Unleashing Guidance Without Classifiers for Human-Object Interaction Animation
This work addresses the problem of realistic human-object interaction animation for computer graphics and robotics applications, representing an incremental improvement over prior diffusion-based approaches.
The paper tackles the challenge of generating realistic human-object interaction animations by proposing LIGHT, a data-driven diffusion method that eliminates the need for hand-crafted contact priors through pace-induced guidance, achieving higher contact fidelity and stronger generalization to unseen objects and tasks.

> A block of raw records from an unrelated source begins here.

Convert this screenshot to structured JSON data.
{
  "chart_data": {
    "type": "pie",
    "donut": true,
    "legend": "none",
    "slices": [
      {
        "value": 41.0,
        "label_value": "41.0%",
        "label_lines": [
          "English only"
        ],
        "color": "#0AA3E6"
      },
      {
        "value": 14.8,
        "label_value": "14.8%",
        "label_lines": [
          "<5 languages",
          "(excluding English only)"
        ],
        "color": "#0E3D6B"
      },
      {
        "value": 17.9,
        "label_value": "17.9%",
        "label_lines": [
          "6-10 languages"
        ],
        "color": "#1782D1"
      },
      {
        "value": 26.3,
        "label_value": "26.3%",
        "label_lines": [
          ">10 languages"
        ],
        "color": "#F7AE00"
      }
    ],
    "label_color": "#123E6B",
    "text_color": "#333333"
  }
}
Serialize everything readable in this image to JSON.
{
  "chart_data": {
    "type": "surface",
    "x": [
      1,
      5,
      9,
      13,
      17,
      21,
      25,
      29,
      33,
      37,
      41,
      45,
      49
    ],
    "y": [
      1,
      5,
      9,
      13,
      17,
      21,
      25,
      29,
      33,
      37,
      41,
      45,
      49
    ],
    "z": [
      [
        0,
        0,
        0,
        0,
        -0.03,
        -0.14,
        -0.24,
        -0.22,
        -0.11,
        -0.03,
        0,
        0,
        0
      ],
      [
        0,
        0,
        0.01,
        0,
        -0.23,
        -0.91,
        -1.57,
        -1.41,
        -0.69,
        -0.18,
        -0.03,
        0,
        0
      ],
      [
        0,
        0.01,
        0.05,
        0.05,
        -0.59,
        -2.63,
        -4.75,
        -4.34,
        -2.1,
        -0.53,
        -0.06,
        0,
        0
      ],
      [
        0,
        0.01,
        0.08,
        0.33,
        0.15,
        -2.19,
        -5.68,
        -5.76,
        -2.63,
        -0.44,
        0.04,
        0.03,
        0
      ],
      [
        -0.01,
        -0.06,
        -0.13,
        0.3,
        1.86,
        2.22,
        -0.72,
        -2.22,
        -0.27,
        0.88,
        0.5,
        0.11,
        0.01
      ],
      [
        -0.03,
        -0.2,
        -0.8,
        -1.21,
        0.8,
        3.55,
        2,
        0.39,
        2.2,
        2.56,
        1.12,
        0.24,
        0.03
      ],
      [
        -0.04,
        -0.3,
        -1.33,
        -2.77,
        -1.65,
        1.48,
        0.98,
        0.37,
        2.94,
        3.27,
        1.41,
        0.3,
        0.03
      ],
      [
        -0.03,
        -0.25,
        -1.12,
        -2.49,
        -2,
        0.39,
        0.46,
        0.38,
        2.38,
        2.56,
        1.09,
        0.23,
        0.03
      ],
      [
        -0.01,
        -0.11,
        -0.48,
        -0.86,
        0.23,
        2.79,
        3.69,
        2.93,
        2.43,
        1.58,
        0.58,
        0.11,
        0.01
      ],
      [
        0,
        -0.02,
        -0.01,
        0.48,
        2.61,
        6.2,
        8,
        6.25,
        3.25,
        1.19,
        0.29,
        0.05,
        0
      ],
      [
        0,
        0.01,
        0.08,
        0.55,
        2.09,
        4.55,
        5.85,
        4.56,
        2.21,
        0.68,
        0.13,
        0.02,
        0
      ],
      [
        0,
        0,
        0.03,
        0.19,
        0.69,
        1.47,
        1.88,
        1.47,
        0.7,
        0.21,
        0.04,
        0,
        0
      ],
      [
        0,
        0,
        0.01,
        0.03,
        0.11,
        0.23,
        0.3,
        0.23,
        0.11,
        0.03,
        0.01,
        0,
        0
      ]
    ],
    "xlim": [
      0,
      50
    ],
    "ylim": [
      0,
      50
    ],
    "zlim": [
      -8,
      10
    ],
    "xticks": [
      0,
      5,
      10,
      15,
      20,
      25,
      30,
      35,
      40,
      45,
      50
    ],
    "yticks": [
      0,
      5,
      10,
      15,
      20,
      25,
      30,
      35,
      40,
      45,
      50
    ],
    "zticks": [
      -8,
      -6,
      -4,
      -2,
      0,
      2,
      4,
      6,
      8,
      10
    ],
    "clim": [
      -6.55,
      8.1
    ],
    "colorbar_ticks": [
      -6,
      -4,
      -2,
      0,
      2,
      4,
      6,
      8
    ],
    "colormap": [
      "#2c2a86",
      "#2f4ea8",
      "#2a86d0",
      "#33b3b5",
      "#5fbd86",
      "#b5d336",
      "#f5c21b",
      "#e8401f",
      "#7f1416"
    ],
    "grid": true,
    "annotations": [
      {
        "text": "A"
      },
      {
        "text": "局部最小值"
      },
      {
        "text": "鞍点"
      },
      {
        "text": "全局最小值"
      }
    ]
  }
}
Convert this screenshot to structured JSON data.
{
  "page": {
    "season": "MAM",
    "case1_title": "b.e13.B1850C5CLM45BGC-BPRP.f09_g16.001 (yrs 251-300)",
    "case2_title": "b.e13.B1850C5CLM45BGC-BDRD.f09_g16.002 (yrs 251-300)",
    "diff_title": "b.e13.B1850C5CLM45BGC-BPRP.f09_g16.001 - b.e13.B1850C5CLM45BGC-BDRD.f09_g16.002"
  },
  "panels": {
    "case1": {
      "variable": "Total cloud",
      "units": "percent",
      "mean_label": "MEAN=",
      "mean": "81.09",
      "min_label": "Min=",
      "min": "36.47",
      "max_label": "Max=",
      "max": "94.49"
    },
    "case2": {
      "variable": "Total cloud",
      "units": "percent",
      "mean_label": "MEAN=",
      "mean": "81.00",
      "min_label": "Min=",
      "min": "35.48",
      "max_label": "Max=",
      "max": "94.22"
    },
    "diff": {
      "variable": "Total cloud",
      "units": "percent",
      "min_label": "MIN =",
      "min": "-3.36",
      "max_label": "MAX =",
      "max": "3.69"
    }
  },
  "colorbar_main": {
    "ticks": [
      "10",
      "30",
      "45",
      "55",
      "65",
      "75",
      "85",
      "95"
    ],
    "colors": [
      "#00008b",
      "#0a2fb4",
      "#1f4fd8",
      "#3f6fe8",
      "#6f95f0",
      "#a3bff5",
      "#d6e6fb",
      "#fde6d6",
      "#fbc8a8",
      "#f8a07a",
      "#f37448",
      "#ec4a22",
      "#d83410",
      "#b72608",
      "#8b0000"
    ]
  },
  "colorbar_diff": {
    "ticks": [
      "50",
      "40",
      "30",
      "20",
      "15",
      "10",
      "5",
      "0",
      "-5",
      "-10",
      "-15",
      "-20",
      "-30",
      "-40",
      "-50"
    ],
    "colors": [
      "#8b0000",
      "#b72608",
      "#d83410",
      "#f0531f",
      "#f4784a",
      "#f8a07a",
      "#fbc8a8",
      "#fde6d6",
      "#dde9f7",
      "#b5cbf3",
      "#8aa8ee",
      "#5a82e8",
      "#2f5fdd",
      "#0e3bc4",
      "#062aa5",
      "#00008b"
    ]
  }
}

Generating realistic human-object interaction (HOI) animations remains challenging because it requires jointly modeling dynamic human actions and diverse object geometries. Prior diffusion-based approaches often rely on hand-crafted contact priors or human-imposed kinematic constraints to improve contact quality. We propose LIGHT, a data-driven alternative in which guidance emerges from the denoising pace itself, reducing dependence on manually designed priors. Building on diffusion forcing, we factor the representation into modality-specific components and assign individualized noise levels with asynchronous denoising schedules. In this paradigm, cleaner components guide noisier ones through cross-attention, yielding guidance without auxiliary classifiers. We find that this data-driven guidance is inherently contact-aware, and can be enhanced when training is augmented with a broad spectrum of synthetic object geometries, encouraging invariance of contact semantics to geometric diversity. Extensive experiments show that pace-induced guidance more effectively mirrors the benefits of contact priors than conventional classifier-free guidance, while achieving higher contact fidelity, more realistic HOI generation, and stronger generalization to unseen objects and tasks.